Eu tenho fé!

Esse não é um tratado sobre fé ou qualquer outro tema teológico - embora haja vasta literatura sobre o tema sob as mais diversas perspectivas e seu significado não seja evidente. Trata-se, muito mais, de uma forma de pautar questões fundamentais para a sociedade brasileira no que diz respeito aos Direitos LGBT (leia-se direitos humanos e constitucionais) e à necessidade de aprofundamento da discussão sobre a laicidade do Estado. Mais ainda, de pautar essas temáticas no contexto das próprias igrejas e religiões – especialmente daquelas pessoas e instituições que se pressupõe autorizadas a emitir juízos pretensamente universais, sagrados e definitivos, particularmente no âmbito do Cristianismo, mas de todas as religiões.
A aprovação recente do Projeto de Lei que “livra templos e igrejas de serem enquadrados no crime de discriminação se vetarem a presença de ‘cidadãos que violem seus valores, doutrinas, crenças e liturgias” pela Comissão de Direitos Humanos da Câmara dos Deputados e das Deputadas levanta novamente o debate sobre a relação entre os Direitos LGBT e as igrejas/religiões. Embora o artigo da Lei 7.716 que o Projeto de Lei pretende alterar não faça referência (ainda) a identidade de gênero e orientação sexual (objeto de outro projeto, o PLC 122), a intenção clara da proposição é de caráter religioso, segundo declaração do próprio propositor: "Deve-se a devida atenção ao fato da prática homossexual ser descrita em muitas doutrinas religiosas como uma conduta em desacordo com suas crenças”.

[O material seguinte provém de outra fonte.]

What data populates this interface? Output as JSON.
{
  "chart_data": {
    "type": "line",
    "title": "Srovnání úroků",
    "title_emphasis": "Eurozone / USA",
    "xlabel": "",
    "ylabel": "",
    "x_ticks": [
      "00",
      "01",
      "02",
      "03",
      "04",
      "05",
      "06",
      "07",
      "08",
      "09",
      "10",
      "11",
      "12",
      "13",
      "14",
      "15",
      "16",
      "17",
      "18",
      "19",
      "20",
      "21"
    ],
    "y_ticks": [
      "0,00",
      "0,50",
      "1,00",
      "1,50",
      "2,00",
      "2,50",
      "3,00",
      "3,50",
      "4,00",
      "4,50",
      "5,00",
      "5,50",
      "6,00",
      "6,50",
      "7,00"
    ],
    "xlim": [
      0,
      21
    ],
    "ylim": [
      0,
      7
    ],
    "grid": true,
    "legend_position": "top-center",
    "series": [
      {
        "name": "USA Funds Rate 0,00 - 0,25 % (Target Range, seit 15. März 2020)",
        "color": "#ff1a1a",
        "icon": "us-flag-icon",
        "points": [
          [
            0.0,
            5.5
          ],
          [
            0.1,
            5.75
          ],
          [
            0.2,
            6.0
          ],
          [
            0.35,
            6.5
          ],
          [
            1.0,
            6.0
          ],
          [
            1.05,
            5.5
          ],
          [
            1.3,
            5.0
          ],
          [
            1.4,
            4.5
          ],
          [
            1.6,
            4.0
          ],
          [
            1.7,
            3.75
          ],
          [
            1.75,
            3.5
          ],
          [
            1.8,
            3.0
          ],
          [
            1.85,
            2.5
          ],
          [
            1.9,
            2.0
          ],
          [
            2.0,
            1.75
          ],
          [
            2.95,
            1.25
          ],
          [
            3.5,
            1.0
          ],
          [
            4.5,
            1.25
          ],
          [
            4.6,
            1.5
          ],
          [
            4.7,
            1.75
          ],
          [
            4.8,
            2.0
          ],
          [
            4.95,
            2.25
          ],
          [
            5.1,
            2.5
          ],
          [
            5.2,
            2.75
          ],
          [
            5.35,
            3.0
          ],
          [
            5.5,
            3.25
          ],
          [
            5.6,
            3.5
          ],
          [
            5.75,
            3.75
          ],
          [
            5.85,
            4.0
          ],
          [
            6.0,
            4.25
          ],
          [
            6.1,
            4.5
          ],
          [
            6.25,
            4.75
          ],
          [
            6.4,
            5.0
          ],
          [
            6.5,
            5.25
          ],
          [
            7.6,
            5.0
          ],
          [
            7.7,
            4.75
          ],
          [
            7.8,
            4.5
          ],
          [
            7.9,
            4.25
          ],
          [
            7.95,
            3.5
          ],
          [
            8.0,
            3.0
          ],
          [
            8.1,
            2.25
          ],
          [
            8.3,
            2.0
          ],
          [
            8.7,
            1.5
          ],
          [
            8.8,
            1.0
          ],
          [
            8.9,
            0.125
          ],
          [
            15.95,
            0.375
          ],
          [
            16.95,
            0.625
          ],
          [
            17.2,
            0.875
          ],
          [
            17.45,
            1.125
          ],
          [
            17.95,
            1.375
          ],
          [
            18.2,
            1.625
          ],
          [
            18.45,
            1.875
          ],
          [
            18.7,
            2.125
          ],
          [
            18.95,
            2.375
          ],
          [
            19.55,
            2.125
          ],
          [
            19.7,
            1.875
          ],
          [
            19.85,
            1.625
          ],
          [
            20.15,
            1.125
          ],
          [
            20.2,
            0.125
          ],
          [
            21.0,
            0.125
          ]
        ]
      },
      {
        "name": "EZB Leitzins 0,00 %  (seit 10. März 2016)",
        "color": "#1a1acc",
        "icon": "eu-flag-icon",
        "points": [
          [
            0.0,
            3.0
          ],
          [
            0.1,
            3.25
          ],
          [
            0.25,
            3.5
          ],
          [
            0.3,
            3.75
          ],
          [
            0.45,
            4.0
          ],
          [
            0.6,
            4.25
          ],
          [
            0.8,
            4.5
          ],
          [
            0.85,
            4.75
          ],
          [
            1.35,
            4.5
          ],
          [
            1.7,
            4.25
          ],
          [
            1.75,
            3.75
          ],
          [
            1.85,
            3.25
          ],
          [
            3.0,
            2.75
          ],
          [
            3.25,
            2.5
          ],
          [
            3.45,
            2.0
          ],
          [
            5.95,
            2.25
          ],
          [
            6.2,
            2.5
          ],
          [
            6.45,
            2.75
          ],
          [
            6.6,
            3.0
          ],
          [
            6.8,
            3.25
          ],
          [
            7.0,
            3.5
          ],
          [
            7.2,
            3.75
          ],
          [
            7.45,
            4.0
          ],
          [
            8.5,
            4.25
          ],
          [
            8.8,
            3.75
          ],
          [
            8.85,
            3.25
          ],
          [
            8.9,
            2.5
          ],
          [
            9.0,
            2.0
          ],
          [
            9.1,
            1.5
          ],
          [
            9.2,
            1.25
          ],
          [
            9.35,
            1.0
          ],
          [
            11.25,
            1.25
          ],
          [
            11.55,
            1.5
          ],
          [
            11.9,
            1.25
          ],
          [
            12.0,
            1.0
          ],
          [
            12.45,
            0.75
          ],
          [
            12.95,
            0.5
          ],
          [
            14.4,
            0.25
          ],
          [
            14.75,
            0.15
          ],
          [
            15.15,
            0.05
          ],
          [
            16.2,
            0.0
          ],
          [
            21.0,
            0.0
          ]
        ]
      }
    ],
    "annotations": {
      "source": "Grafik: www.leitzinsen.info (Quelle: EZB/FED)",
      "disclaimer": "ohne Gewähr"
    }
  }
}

A argumentação para essa iniciativa também se justifica, afinal "As organizações religiosas têm reconhecido direito de definir regras próprias de funcionamento e inclusive elencar condutas morais e sociais que devem ser seguidas por seus membros”. Esse é o tema que precisa ser discutido do ponto de vista da laicidade do Estado e do lugar das religiões nesse Estado. As religiões têm sim garantido o direito a inúmeros privilégios, como isenção tributária e outros benefícios econômicos e políticos. Aliás, “religiões” é uma generalização imprecisa nesse caso, considerando que nem todas as práticas e/ou tradições religiosas são reconhecidas pelo Estado como “religião”. Os critérios para tal reconhecimento seguem prescrições bastante particulares que precisam ser discutidas e redefinidas.
Fica evidente que a alteração da lei não necessariamente “beneficia” todas as religiões, pois nem todas as práticas e tradições são reconhecidas dessa forma. Somente algumas têm esse “privilégio”. Por outro lado, há que se perguntar sobre a própria prerrogativa das instituições religiosas em decidir sobre quem tem acesso ou não a seus espaços e atividades, uma vez que são “privilegiadas” pelos já referidos benefícios estatais, sem contar os casos em que há subvenção direta por parte do Estado. Isso, em tese, as torna instituições de utilidade pública, o próprio argumento que garante os “privilégios”. Nesse caso, se são instituições subvencionadas pelo Estado (via privilégios tributários ou repasse de recursos), devem estar sob as leis desse mesmo Estado, inclusive no que diz respeito aos direitos garantidos a seus cidadãos e suas cidadãs. Não seria irônico que as pessoas LGBT contribuam financeiramente para a manutenção de instituições que objetivamente tem a autorização para discriminá-las e excluí-las de suas práticas e espaços? Eis uma discussão e uma luta a ser travada no campo do direito público, civil e laico.
Mas isso não exclui a possibilidade e a necessidade de questionar tais discursos e práticos no campo das próprias religiões. Como bem lembra o deputado propositor da alteração da lei, a “prática homossexual [é] descrita em muitas doutrinas religiosas”. Isso significa nem TODAS as doutrinas religiosas e nem A TOTALIDADE de qualquer instituição ou grupo religioso. Nem mesmo qualquer líder, teólogo/a ou igreja cristã pode arrogar-se o direito de definir e pretender-se portador da posição derradeira nesse ou em qualquer outro tema ou falar em nome da totalidade de cristãos e cristãs. Isso feriria o princípio da liberdade religiosa, também garantido constitucionalmente, e que se manifesta justamente pela pluralidade e diversidade. As igrejas e religiões também são espaços em disputa e poder, como atestam suas próprias trajetórias históricas e sempre há vozes e práticas de resistência a imposições dogmáticas absolutistas.
Pessoas LGBT são cidadãs desse país, pessoas de fé, frequentam espaços e participam de atividades religiosas. Por isso, a luta pela cidadania acontece na arena pública através dos movimentos sociais e práticas democráticas, mas também no seio das instituições religiosas através de grupos organizados e construções teológicas libertadoras.